L’idée de l’Europe, c’était une utopie, mais comme dirait l’écrivain Javier Cercas, c’est la seule utopie raisonnable que l’on ait. Il ne faut pas oublier qu’il y a quelques années, on se faisait encore la guerre.

 

Dans ce même ouvrage, Paz dit également que le terrorisme est une bonne chose car il met de la «peur dans un monde de coton».

Je ne pense pas que Paz aurait dit cela aujourd’hui.
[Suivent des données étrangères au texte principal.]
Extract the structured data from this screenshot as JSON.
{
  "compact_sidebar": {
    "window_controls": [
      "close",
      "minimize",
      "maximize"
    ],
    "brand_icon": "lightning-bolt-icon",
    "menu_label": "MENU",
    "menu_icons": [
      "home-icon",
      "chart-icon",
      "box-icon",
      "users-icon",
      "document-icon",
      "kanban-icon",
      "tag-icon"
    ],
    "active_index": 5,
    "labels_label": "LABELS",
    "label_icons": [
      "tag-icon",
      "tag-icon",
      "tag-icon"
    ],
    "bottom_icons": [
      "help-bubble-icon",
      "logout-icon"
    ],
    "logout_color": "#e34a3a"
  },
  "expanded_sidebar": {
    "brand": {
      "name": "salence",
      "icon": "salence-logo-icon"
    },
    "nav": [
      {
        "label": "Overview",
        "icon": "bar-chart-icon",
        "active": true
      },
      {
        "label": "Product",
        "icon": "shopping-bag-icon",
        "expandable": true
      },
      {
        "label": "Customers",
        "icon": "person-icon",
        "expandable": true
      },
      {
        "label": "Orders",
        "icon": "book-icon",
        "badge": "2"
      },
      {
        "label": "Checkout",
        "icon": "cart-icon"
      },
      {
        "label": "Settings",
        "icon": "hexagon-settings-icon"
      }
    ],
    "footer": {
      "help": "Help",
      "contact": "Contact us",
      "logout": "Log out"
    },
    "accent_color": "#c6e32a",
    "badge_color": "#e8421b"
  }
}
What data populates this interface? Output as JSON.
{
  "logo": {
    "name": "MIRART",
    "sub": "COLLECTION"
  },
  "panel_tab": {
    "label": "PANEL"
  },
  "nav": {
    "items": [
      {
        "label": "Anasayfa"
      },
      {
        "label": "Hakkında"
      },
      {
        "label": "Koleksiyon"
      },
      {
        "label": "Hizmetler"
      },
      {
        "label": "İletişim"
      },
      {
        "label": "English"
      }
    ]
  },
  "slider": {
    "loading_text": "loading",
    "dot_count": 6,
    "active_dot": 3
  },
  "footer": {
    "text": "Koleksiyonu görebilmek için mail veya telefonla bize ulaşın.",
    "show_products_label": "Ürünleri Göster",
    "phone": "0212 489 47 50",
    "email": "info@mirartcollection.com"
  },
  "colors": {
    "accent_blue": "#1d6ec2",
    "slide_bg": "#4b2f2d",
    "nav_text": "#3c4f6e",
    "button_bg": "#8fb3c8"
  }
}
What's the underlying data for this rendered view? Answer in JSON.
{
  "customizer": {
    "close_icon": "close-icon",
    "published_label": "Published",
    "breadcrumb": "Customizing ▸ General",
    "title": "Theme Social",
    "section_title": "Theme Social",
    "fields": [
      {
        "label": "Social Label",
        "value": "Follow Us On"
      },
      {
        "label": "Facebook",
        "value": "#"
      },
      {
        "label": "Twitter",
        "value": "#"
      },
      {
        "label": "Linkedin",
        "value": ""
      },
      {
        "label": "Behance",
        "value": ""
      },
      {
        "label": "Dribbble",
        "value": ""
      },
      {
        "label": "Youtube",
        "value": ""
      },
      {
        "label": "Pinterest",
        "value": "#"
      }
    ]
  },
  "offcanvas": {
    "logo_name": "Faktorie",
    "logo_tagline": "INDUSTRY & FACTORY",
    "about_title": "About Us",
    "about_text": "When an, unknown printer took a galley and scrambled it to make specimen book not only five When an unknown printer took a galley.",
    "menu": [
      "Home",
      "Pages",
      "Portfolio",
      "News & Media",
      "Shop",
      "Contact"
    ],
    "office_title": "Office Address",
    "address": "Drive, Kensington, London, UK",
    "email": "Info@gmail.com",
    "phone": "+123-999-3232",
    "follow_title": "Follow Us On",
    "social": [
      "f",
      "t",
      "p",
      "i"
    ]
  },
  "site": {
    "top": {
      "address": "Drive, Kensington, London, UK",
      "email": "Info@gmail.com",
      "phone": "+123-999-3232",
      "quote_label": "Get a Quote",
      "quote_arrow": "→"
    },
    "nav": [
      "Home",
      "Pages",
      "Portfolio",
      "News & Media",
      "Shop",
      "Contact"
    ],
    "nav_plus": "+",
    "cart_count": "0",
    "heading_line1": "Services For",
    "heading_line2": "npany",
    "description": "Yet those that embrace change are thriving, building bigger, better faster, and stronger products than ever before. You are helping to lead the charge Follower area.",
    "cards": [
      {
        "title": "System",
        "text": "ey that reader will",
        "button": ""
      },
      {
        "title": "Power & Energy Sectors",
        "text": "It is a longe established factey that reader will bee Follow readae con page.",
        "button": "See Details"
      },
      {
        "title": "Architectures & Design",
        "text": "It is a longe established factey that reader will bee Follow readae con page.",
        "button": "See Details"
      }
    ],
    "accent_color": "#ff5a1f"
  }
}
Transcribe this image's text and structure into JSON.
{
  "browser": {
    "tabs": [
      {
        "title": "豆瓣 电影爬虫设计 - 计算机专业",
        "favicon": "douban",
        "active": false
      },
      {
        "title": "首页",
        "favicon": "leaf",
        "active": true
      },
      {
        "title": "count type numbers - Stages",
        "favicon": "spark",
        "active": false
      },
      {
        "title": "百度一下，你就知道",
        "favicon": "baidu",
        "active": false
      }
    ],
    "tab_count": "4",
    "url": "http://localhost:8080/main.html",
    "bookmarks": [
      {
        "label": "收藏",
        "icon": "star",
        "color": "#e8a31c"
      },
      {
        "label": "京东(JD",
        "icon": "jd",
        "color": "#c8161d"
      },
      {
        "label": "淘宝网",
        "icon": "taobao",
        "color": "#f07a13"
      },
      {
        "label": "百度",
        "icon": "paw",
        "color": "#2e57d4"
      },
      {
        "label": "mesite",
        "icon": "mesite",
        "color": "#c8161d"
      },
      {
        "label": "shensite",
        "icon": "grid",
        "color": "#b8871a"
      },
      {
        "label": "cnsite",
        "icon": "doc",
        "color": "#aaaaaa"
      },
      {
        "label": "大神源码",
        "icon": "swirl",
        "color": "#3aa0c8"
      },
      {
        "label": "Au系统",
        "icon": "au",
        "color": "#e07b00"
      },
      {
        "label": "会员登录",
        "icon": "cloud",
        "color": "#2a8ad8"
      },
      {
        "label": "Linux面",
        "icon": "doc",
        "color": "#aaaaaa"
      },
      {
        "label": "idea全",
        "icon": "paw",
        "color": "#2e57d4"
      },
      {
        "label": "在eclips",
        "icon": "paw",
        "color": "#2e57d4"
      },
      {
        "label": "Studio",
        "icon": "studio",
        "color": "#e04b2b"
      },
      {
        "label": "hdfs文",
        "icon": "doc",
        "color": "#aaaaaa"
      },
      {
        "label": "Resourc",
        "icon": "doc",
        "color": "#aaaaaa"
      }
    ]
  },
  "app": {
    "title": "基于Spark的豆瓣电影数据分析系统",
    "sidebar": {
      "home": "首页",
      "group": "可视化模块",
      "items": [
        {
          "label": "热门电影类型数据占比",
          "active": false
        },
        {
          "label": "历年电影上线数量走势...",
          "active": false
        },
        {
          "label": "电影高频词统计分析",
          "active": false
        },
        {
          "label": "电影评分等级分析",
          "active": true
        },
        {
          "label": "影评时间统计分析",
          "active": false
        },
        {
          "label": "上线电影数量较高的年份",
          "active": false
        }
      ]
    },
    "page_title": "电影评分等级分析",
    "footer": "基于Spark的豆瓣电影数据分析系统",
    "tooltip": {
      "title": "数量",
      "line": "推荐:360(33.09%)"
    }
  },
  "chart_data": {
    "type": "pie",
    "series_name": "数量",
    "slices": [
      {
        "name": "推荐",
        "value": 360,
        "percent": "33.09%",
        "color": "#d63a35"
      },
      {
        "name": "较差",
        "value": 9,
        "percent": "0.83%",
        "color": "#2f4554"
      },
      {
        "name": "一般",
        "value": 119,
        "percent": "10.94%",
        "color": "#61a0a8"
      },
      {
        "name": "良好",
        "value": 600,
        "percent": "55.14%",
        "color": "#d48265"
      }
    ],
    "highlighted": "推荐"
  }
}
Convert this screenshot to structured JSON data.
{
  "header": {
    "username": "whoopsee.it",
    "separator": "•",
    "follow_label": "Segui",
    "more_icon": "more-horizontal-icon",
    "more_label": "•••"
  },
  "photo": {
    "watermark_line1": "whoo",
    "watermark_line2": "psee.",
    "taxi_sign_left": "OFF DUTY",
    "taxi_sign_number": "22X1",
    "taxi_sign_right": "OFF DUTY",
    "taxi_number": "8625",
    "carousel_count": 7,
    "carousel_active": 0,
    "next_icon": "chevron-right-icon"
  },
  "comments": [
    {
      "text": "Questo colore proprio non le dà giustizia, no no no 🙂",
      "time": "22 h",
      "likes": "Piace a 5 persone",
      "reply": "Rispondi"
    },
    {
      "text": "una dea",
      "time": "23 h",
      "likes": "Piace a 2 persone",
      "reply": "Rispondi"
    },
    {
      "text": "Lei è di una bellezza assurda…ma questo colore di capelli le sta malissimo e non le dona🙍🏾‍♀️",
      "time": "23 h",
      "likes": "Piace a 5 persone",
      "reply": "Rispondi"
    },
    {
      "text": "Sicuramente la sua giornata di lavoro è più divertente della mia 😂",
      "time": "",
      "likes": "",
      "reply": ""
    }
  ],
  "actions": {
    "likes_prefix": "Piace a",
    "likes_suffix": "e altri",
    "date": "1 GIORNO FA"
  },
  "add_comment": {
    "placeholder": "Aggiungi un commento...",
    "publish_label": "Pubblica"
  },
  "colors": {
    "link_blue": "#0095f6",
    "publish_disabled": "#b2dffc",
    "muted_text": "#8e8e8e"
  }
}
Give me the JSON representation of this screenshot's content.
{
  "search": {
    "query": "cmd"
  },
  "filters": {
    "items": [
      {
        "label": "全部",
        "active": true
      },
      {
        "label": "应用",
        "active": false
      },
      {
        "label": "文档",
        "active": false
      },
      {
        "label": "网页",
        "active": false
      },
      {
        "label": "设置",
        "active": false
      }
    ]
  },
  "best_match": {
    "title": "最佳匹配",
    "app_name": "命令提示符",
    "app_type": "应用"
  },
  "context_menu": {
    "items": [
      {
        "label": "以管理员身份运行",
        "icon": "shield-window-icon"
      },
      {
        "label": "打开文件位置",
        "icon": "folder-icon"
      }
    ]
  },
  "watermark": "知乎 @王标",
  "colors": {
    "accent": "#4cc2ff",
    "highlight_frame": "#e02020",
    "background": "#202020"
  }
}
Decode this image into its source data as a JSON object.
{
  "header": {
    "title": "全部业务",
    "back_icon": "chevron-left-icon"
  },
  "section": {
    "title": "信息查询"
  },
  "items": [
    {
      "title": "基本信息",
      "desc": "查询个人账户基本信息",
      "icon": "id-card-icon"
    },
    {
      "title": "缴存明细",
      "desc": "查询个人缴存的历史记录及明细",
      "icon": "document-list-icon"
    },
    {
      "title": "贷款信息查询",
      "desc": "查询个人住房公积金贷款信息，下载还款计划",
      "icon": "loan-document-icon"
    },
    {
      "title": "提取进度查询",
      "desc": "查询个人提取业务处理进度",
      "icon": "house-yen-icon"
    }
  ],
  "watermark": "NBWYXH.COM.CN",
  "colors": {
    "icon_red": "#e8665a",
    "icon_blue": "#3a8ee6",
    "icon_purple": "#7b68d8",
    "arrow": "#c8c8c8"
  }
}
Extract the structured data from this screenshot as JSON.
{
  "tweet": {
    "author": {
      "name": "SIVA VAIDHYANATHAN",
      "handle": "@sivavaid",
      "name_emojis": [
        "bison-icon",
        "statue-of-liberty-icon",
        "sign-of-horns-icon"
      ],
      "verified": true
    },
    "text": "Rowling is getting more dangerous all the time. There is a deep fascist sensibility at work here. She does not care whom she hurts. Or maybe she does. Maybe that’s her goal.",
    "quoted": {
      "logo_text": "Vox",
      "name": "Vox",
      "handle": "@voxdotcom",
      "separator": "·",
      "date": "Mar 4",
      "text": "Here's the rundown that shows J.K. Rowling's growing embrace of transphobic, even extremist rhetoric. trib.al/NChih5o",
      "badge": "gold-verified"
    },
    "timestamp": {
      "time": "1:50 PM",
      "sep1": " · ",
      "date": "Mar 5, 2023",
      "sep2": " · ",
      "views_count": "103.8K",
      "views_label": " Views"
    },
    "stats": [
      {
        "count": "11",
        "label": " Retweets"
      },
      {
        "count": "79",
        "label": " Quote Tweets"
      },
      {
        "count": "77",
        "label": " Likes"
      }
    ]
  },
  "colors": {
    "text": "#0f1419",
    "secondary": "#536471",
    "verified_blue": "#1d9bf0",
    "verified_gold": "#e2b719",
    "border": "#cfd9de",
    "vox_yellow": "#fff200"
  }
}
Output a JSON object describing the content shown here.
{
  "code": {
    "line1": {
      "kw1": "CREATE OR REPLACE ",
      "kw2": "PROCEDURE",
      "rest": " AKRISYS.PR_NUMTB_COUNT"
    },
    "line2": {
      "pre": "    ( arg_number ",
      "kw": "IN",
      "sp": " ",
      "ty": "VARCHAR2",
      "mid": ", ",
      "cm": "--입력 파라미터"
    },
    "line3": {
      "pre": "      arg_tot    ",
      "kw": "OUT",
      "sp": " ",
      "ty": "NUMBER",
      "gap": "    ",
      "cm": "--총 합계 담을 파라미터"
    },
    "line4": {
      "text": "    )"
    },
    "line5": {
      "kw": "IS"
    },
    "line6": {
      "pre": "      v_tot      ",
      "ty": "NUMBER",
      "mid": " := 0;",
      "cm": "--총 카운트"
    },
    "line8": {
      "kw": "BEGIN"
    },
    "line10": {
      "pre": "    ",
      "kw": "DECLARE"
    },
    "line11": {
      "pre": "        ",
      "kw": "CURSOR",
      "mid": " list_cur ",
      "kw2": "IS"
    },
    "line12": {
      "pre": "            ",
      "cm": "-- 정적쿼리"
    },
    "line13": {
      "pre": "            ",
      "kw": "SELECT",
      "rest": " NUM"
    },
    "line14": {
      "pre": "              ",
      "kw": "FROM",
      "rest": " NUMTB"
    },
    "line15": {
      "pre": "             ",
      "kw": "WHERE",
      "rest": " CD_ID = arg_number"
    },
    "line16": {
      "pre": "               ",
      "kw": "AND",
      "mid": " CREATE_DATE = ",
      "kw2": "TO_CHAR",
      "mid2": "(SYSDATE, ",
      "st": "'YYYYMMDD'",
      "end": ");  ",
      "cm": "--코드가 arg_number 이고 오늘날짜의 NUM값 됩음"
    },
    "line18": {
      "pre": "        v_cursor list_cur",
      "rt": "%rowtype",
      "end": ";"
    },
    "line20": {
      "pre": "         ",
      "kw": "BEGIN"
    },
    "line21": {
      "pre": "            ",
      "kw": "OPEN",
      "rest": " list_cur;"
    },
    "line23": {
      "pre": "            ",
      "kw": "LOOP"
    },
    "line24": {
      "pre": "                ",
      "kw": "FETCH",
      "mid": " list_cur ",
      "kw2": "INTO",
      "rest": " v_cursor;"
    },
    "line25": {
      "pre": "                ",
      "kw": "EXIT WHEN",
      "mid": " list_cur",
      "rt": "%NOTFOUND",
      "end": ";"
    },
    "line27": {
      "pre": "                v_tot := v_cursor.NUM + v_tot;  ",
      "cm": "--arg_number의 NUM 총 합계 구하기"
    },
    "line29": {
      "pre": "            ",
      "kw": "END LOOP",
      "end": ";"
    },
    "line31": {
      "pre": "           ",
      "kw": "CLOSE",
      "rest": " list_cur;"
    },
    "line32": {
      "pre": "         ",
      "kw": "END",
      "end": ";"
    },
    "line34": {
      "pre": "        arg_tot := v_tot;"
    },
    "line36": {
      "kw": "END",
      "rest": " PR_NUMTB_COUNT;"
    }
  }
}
À l’époque où j’écris Plonger, avant 2015 (date des attentats de Charlie Hebdo, ndlr), on avait l’impression de vivre dans un environnement extrêmement confortable en Europe. Tout allait plutôt bien.

 

D’après vous, que recherchent les Européens en partant ailleurs ?

Je trouve génial que la jeunesse se frotte au monde. De ce point de vue, je suis vraiment « pazien ». Paz est un symbole de cette jeunesse en recherche de sensations. Je pense que l’exotisme attire terriblement. À l’étranger, on vit de belles histoires d’amour. C’est l’érotisme de l’expatriation, ce besoin de s’accomplir et de se débarrasser d’une certaine superficialité.

Ce livre contient un message implicite pour les femmes européennes face à l’inégalité entre la maternité et la paternité. Les pères ont tendance à reprendre très facilement leur vie après l’accouchement et ça, Paz le refuse en disant « non » à son mari et « non » à son fils. Elle part pour s’accomplir en tant que femme et chercher son vrai rêve, retrouver le requin qu’elle a adopté. Ce requin est une métaphore de ce que recherchent sûrement les expatriés. Chaque expatrié recherche son requin, à apprivoiser sa peur. C’est d’ailleurs la raison pour laquelle j’ai écrit Croire au merveilleux, pour qu’enfin l’on sache qu’elle comptait revenir.

 

Lors de votre venue au Liban en 2001, vous avez coordonné un dossier pour le magazine féminin ELLE. On interrogeait à l’époque votre regard sur la condition féminine dans ce pays. 17 ans après, que pouvez-vous en dire?

Je suis toujours aussi heureux quand je vois qu’au Liban, les femmes peuvent conduire, boire, chanter et danser. Le Liban a un côté ‘utopie raisonnable’. C’est un coin unique au Moyen-Orient, qu’on avait dans certains quartiers à Istanbul mais qui se perdent maintenant. Ici, on peut ne pas avoir de confession et si on en a une, on peut sortir et s’habiller comme l’on souhaite. C’est de plus en plus rare dans le monde contemporain mais je note qu’ici, cela n’a pas disparu et je souhaite que cela reste ainsi.

Nous sommes dans un salon du livre, il y a des femmes auteures qui prennent la plume pour s’exprimer. Cette liberté est la carte maîtresse du Liban. Un événement culturel comme celui-ci est très important dans un monde de plus en plus brutal et cynique.